Olivia stayed at the window. “I guess. I see
your Mr. Jefferson has been in the barn.”
“
Hicks, dear. His name is Jefferson
Hicks. Of course, he’s been in the b-barn. That’s where the ladder
was.”
“
Well, he’s left the door open.” She
turned then and looked at the clock. “Goodness, it’s nearly three.
I believe I’ll go up and take a nap for a while. That is, if I can
sleep with all that hammering.” She dropped a light kiss on the top
of Althea’s head and swept from the parlor.

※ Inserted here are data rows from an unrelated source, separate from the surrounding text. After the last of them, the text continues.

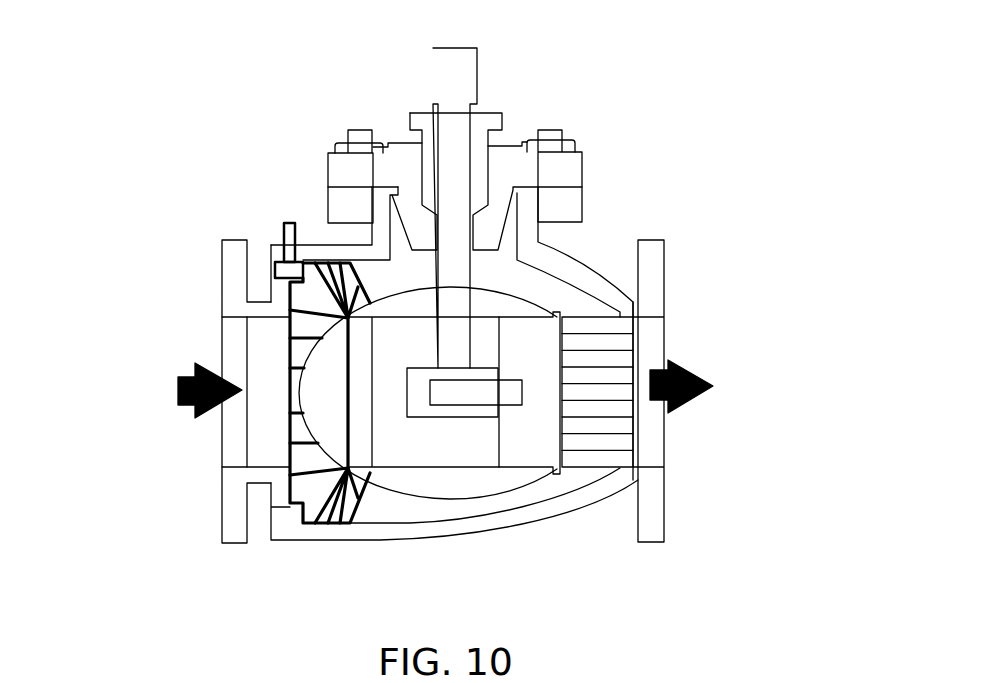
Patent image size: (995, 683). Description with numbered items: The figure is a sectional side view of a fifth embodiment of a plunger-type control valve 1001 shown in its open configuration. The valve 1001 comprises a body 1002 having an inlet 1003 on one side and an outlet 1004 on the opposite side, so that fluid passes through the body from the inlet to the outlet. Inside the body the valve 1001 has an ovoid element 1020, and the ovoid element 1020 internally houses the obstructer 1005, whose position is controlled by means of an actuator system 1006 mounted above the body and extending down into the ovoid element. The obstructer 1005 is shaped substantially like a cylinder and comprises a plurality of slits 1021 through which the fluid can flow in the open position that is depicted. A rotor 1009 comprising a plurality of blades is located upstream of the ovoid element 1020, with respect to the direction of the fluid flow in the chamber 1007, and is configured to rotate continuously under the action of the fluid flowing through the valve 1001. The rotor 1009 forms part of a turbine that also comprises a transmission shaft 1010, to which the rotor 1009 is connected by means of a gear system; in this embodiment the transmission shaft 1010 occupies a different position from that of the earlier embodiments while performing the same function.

The control valve 1001 is at (608, 80).
The body 1002 is at (319, 211).
The inlet 1003 is at (233, 348).
The outlet 1004 is at (653, 348).
The obstructer 1005 is at (533, 440).
The actuator system 1006 is at (460, 130).
The chamber 1007 is at (428, 516).
The rotor 1009 is at (303, 455).
The transmission shaft 1010 is at (287, 245).
The ovoid element 1020 is at (403, 427).
The slits 1021 is at (592, 345).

Althea heard her soft tread on the stairs but
remained in the chair. She would not get up and look, she told
herself. She wouldn’t go see that open doorway for herself. Perhaps
Olivia was mistaken—
Overhead, she heard muted footsteps and
supposed that Jefferson Hicks was walking around up there. She put
aside the mending, then took it up again. Finally she put it down
and rose from her chair.
She approached the window with a sense of
dread, and when she looked across the yard her fear was confirmed.

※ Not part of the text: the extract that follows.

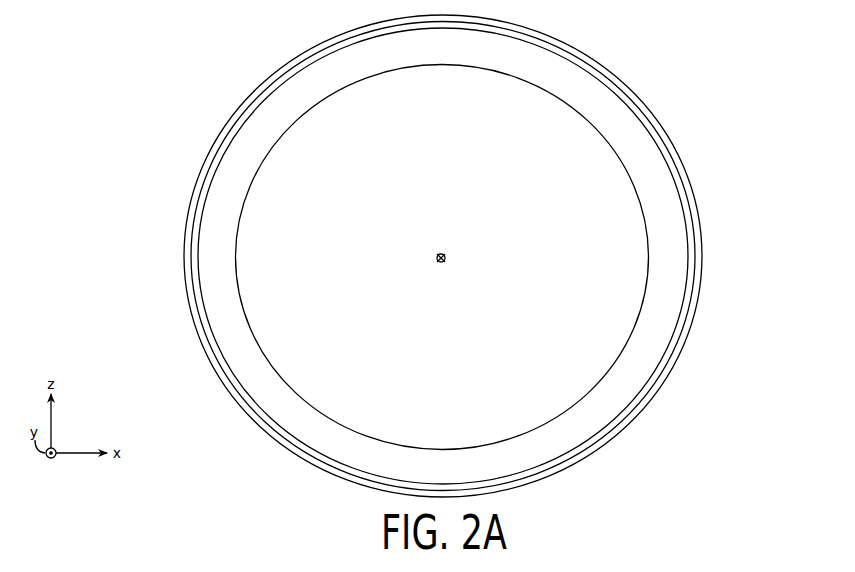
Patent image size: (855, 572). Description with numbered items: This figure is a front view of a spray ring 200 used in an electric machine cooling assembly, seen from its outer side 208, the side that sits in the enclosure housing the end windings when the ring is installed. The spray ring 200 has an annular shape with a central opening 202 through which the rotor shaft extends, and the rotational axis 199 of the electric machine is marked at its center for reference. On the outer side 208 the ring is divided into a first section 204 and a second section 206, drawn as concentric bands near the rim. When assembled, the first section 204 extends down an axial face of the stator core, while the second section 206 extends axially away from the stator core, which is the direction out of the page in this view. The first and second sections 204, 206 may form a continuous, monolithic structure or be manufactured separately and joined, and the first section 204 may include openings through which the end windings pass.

The barn door was open, and she saw the black, yawning portal that
brought back the horror of that summer afternoon as vividly if it
had happened yesterday.
~~*~*~*~~
Tucking the hammer into the waistband of his
jeans, Jeff kept a tight grip on the rim of the chimney and
straddled the peak of the roof to look out across the valley.
Somehow up here the world looked different—cleaner and new-born
under the afternoon sun. From the roof, Decker Prairie seemed more
like a sleepy village instead of a busy town.
A high-pitched call overhead caught Jeff’s
attention. He shaded his eyes and looked up in time to see a
peregrine falcon cross the sky, its wings spread to catch warm
drafts of air. Off in the distance, a ribbon of shining creek wound
across the Ford land and disappeared into the woods. And even
farther away was Mt. Hood, a snow-covered giant with miles and
miles of fertile farmlands on its western side.